L'État lui-même devient de plus en plus néolibéral, c'est-à-dire il se
restreint lui-même pour montrer qu'il est le seul défenseur des libertés et en
même temps qu'il n'est plus celui qui impose ses dictâtes à l'évolution
économique. Ceci implique la fin du dirigisme et des responsabilités de l'État
providence de satisfaire les droits économiques en répondant aux besoins de
formation, de logements, de retraite et de soins de santé, etc. C'est cet État
néolibéral qui s'ajuste à un phénomène qui le dépasse et qui se légitime
lui-même à partir de cet état de choses qui le dépasse. Ce n'est plus
simplement le néolibéralisme national, américain du Nord par exemple, mais une
situation mondiale de faite qui se légitime elle-même et qui permet aux états
de légitimer leur désengagement à l'égard de la défense des conditions de vie,
parce qu'ils respectent la liberté des peuples et des individus d'y participer.
Il y a par conséquent un appauvrissement et des exclusions sociales.
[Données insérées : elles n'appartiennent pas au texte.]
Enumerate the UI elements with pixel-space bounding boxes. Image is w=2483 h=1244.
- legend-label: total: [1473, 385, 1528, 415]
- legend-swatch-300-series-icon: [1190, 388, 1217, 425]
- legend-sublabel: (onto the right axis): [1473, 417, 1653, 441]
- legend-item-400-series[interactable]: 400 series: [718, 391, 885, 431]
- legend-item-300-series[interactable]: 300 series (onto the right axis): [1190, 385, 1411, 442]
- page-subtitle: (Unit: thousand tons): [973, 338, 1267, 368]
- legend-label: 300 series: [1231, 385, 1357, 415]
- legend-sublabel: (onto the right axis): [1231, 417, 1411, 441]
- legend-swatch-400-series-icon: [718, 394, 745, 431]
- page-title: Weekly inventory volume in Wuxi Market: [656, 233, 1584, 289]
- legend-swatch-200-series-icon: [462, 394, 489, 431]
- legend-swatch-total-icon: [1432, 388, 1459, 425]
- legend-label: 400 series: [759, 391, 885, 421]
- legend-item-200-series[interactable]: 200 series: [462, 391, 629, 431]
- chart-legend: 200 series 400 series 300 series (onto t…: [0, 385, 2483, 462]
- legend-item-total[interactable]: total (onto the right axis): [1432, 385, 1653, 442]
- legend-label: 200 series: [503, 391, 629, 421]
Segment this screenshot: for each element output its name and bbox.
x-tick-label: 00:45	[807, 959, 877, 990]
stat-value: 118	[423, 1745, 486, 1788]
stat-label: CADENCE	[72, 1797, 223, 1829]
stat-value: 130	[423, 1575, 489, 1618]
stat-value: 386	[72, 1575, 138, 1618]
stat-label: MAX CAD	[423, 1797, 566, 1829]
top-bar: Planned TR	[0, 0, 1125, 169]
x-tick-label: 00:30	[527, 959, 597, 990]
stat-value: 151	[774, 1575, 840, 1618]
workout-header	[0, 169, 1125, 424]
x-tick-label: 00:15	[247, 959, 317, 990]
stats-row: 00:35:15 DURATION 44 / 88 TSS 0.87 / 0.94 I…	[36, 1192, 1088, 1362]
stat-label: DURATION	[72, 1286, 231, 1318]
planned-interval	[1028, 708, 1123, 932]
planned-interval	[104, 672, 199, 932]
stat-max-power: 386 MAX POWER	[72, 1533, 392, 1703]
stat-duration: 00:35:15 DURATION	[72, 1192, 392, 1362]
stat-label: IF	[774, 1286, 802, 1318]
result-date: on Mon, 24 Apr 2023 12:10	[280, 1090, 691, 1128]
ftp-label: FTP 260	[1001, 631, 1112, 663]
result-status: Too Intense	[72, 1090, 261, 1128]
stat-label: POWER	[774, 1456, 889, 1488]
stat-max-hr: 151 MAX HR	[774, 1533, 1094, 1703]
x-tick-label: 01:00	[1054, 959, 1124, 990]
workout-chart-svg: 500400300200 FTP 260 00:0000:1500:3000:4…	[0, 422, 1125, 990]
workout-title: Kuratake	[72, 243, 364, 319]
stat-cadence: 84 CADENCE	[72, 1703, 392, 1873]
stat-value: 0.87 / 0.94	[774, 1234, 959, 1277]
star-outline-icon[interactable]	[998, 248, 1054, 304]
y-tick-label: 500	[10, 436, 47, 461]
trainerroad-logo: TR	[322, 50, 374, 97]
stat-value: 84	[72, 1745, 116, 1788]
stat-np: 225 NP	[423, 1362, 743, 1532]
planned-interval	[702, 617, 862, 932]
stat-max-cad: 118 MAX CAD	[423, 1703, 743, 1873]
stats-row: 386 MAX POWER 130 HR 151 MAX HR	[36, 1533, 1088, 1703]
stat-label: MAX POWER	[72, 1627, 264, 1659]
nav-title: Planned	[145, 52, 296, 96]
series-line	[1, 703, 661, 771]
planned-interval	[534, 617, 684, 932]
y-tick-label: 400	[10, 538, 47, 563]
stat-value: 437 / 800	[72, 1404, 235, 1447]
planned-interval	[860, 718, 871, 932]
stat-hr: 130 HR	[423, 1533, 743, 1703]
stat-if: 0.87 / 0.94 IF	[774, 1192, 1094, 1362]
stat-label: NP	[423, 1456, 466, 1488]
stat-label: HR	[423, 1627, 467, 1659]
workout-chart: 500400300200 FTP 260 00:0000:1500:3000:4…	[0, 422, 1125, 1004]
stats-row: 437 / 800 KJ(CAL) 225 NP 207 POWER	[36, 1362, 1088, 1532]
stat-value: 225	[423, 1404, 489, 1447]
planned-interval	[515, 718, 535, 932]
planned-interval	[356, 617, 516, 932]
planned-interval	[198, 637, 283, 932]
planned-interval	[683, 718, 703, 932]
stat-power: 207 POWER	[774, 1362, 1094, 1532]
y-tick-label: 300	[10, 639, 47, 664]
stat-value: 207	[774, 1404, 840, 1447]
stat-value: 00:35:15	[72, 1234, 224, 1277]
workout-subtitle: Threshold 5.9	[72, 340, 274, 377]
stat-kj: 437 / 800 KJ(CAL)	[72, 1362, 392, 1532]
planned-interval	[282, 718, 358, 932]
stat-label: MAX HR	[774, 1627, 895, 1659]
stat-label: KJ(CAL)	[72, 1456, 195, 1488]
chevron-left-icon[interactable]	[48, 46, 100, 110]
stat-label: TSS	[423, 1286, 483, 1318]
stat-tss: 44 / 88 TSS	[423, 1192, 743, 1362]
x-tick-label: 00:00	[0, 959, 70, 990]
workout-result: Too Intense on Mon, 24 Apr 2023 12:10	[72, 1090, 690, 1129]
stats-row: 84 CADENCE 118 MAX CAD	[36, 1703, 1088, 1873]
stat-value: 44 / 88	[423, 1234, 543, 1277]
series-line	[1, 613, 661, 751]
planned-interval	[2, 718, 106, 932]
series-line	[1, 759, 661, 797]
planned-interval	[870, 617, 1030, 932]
C'est le
risque du respect de la liberté. L'autre risque, c'est pire, c'est vouloir
empiéter sur les libertés.
La démocratie républicaine européenne ne tient
pas le coup dans ces conditions, elle est absorbée par cette mondialisation et
sa légitimation. Elle se légitime à son tour, en présentant toute régulation
sociale comme la conséquence logique des progrès d'homogénéisation du marché
mondiale et elle fait apparaître toute régulation sociale comme aussi objective
que le progrès scientifique et technique lui-même. L'expérimentation de l'homme
pour produire la meilleure relation sociale en la faisant apparaître comme
aussi objective que le progrès scientifique et technique. Mais en même temps
cette forme de régulation sociale est la conséquence logique des progrès
d'homogénéisation du marché mondial, qui apparaît comme le plus démocratique
possible, puisque tous les peuples ont le même droit d'accès au marché mondial
et, les régulations sociales sont des conséquences de cette homogénéisation du
marché, c'est-à-dire de cette privatisation monopolisation du monde.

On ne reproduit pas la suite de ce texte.